If GM is embarrassed to have been caught ballot-stuffing, the company isn't showing it. When I called Katie McBride Friday afternoon to ask about her e-mail (which I learned of from a reader's comment), she readily admitted she'd written it. She told me she'd received "six or seven" e-mails from co-workers around the world who were trying to generate votes for GM on the story. "It was going on out there virally so extensively that we thought we should make people aware of it," she explained. "People could vote however they choose to vote. There was no intention of doing anything underhanded."

GM's top PR man makes no apologies, either. "I don't see anything dishonest about it," said Steve Harris, GM VP of Global Communications, who directed McBride to send the e-mail. "Did it skew your survey? Very possibly. But I don't see that as a problem." When I gave Harris the latest results showing GM with a lengthening lead, he was ecstatic. "I think that's great," he said with a laugh.

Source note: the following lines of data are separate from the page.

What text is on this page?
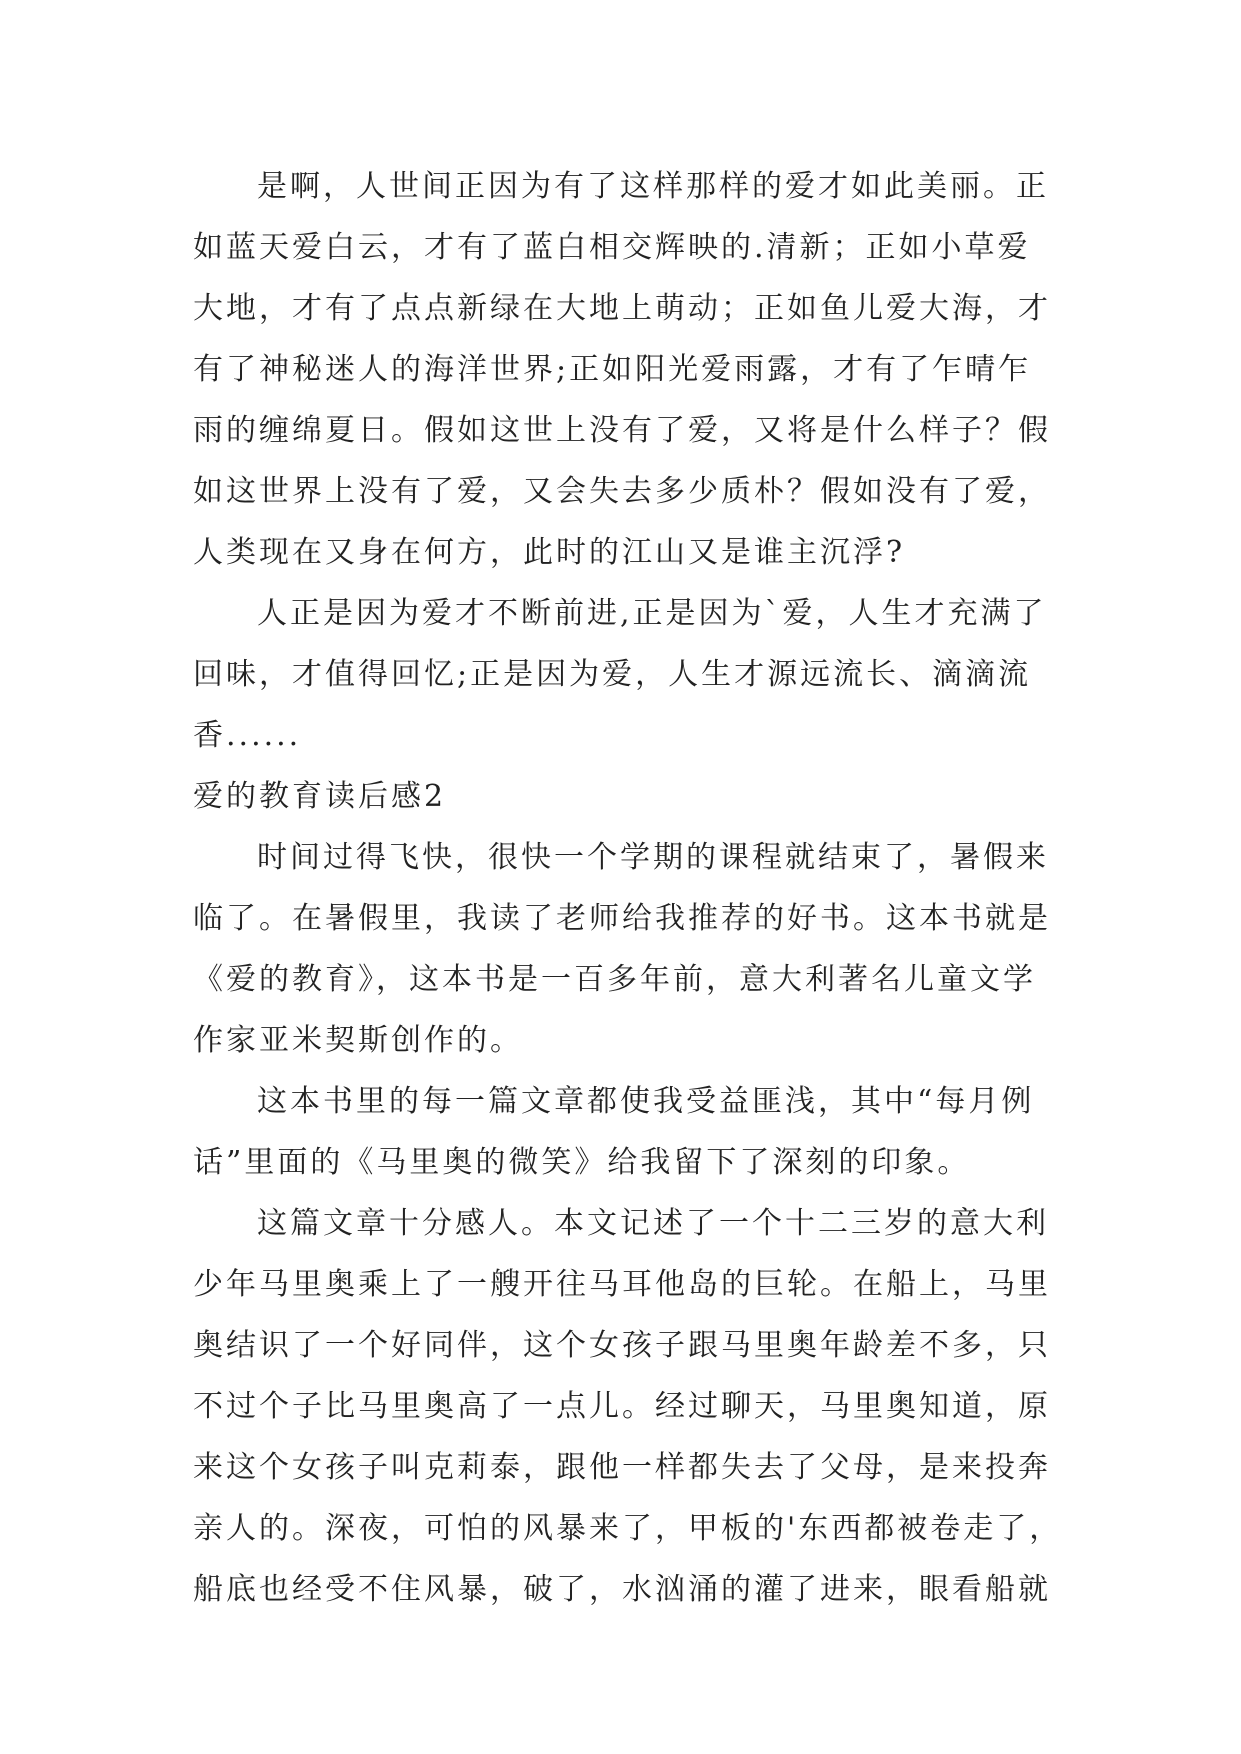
是啊，人世间正因为有了这样那样的爱才如此美丽。正
如蓝天爱白云，才有了蓝白相交辉映的.清新；正如小草爱
大地，才有了点点新绿在大地上萌动；正如鱼儿爱大海，才
有了神秘迷人的海洋世界;正如阳光爱雨露，才有了乍晴乍
雨的缠绵夏日。假如这世上没有了爱，又将是什么样子？假
如这世界上没有了爱，又会失去多少质朴？假如没有了爱，
人类现在又身在何方，此时的江山又是谁主沉浮?
人正是因为爱才不断前进,正是因为`爱，人生才充满了
回味，才值得回忆;正是因为爱，人生才源远流长、滴滴流
香......
爱的教育读后感2
时间过得飞快，很快一个学期的课程就结束了，暑假来
临了。在暑假里，我读了老师给我推荐的好书。这本书就是
《爱的教育》，这本书是一百多年前，意大利著名儿童文学
作家亚米契斯创作的。
这本书里的每一篇文章都使我受益匪浅，其中“每月例
话”里面的《马里奥的微笑》给我留下了深刻的印象。
这篇文章十分感人。本文记述了一个十二三岁的意大利
少年马里奥乘上了一艘开往马耳他岛的巨轮。在船上，马里
奥结识了一个好同伴，这个女孩子跟马里奥年龄差不多，只
不过个子比马里奥高了一点儿。经过聊天，马里奥知道，原
来这个女孩子叫克莉泰，跟他一样都失去了父母，是来投奔
亲人的。深夜，可怕的风暴来了，甲板的'东西都被卷走了，
船底也经受不住风暴，破了，水汹涌的灌了进来，眼看船就
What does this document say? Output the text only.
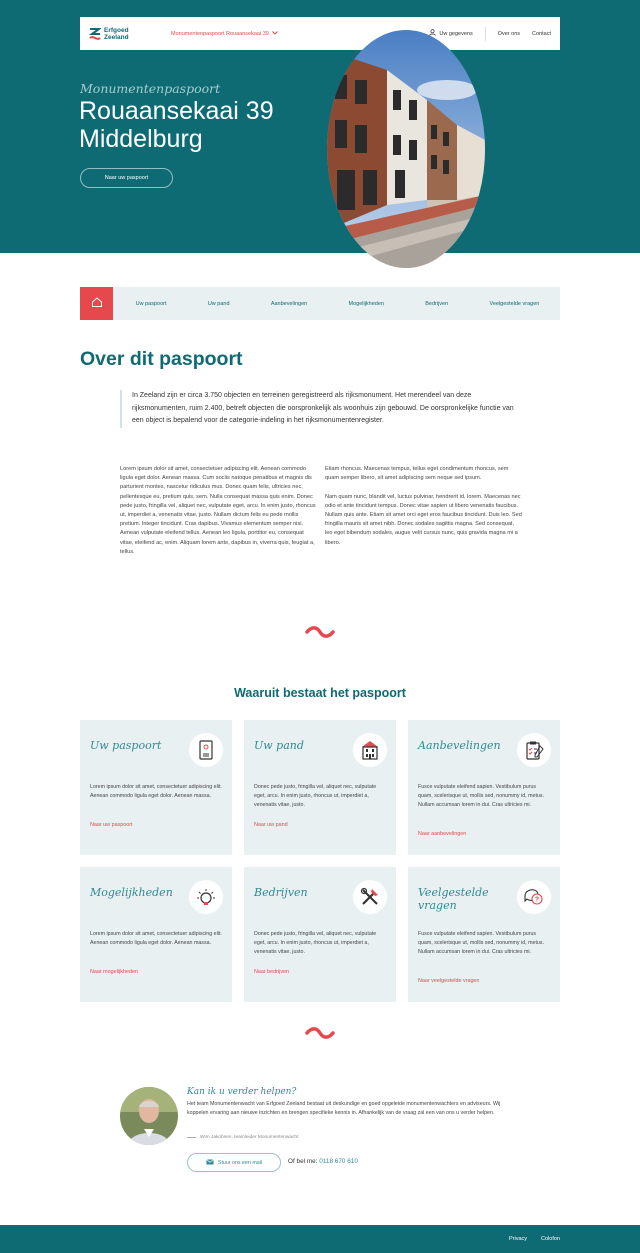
Erfgoed
Zeeland	Monumentenpaspoort Rouaansekaai 39	Uw gegevens	Over ons Contact
Monumentenpaspoort
Rouaansekaai 39
Middelburg
Naar uw paspoort
Uw paspoort	Uw pand	Aanbevelingen	Mogelijkheden	Bedrijven	Veelgestelde vragen
Over dit paspoort

In Zeeland zijn er circa 3.750 objecten en terreinen geregistreerd als rijksmonument. Het merendeel van deze rijksmonumenten, ruim 2.400, betreft objecten die oorspronkelijk als woonhuis zijn gebouwd. De oorspronkelijke functie van een object is bepalend voor de categorie-indeling in het rijksmonumentenregister.

Lorem ipsum dolor sit amet, consectetuer adipiscing elit. Aenean commodo ligula eget dolor. Aenean massa. Cum sociis natoque penatibus et magnis dis parturient montes, nascetur ridiculus mus. Donec quam felis, ultricies nec, pellentesque eu, pretium quis, sem. Nulla consequat massa quis enim. Donec pede justo, fringilla vel, aliquet nec, vulputate eget, arcu. In enim justo, rhoncus ut, imperdiet a, venenatis vitae, justo. Nullam dictum felis eu pede mollis pretium. Integer tincidunt. Cras dapibus. Vivamus elementum semper nisi. Aenean vulputate eleifend tellus. Aenean leo ligula, porttitor eu, consequat vitae, eleifend ac, enim. Aliquam lorem ante, dapibus in, viverra quis, feugiat a, tellus.

Etiam rhoncus. Maecenas tempus, tellus eget condimentum rhoncus, sem quam semper libero, sit amet adipiscing sem neque sed ipsum.

Nam quam nunc, blandit vel, luctus pulvinar, hendrerit id, lorem. Maecenas nec odio et ante tincidunt tempus. Donec vitae sapien ut libero venenatis faucibus. Nullam quis ante. Etiam sit amet orci eget eros faucibus tincidunt. Duis leo. Sed fringilla mauris sit amet nibh. Donec sodales sagittis magna. Sed consequat, leo eget bibendum sodales, augue velit cursus nunc, quis gravida magna mi a libero.

Waaruit bestaat het paspoort
Uw paspoort
Lorem ipsum dolor sit amet, consectetuer adipiscing elit. Aenean commodo ligula eget dolor. Aenean massa.
Naar uw paspoort
Uw pand
Donec pede justo, fringilla vel, aliquet nec, vulputate eget, arcu. In enim justo, rhoncus ut, imperdiet a, venenatis vitae, justo.
Naar uw pand
Aanbevelingen
Fusce vulputate eleifend sapien. Vestibulum purus quam, scelerisque ut, mollis sed, nonummy id, metus. Nullam accumsan lorem in dui. Cras ultricies mi.
Naar aanbevelingen
Mogelijkheden
Lorem ipsum dolor sit amet, consectetuer adipiscing elit. Aenean commodo ligula eget dolor. Aenean massa.
Naar mogelijkheden
Bedrijven
Donec pede justo, fringilla vel, aliquet nec, vulputate eget, arcu. In enim justo, rhoncus ut, imperdiet a, venenatis vitae, justo.
Naar bedrijven
Veelgestelde vragen	?
Fusce vulputate eleifend sapien. Vestibulum purus quam, scelerisque ut, mollis sed, nonummy id, metus. Nullam accumsan lorem in dui. Cras ultricies mi.
Naar veelgestelde vragen
Kan ik u verder helpen?

Het team Monumentenwacht van Erfgoed Zeeland bestaat uit deskundige en goed opgeleide monumentenwachters en adviseurs. Wij koppelen ervaring aan nieuwe inzichten en brengen specifieke kennis in. Afhankelijk van de vraag zal een van ons u verder helpen.

Wim Jakobsen, teamleider Monumentenwacht
Stuur ons een mail	Of bel me: 0118 670 610
Privacy	Colofon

Did GM do anything unethical? After all, internet polls are driven by reader passions, and are more a form of web entertainment than meaningful measures of public opinion. "No, I don't even find it distasteful," says Poynter Institute journalism ethics instructor Kelly McBride (no relation to Katie McBride). "It sounds like good old-fashioned politics. And it shows that GM has a lot more loyal employees, or maybe desperate employees, than we may have thought."

Toyota found the whole thing amusing. "If GM feels they need to do this, then let them rock and roll," says Irving Miller, Toyota U.S. VP of PR. "But if I were a general consumer and saw that lopsded number (in GM's favor), I'd say, 'this is crazy,' and not put any credibility into it." The bottom line, though, is that Toyota's U.S. sales are up 10.9 percent this year, while GM's are off 6.4 percent. That's one vote GM is finding difficult to reverse.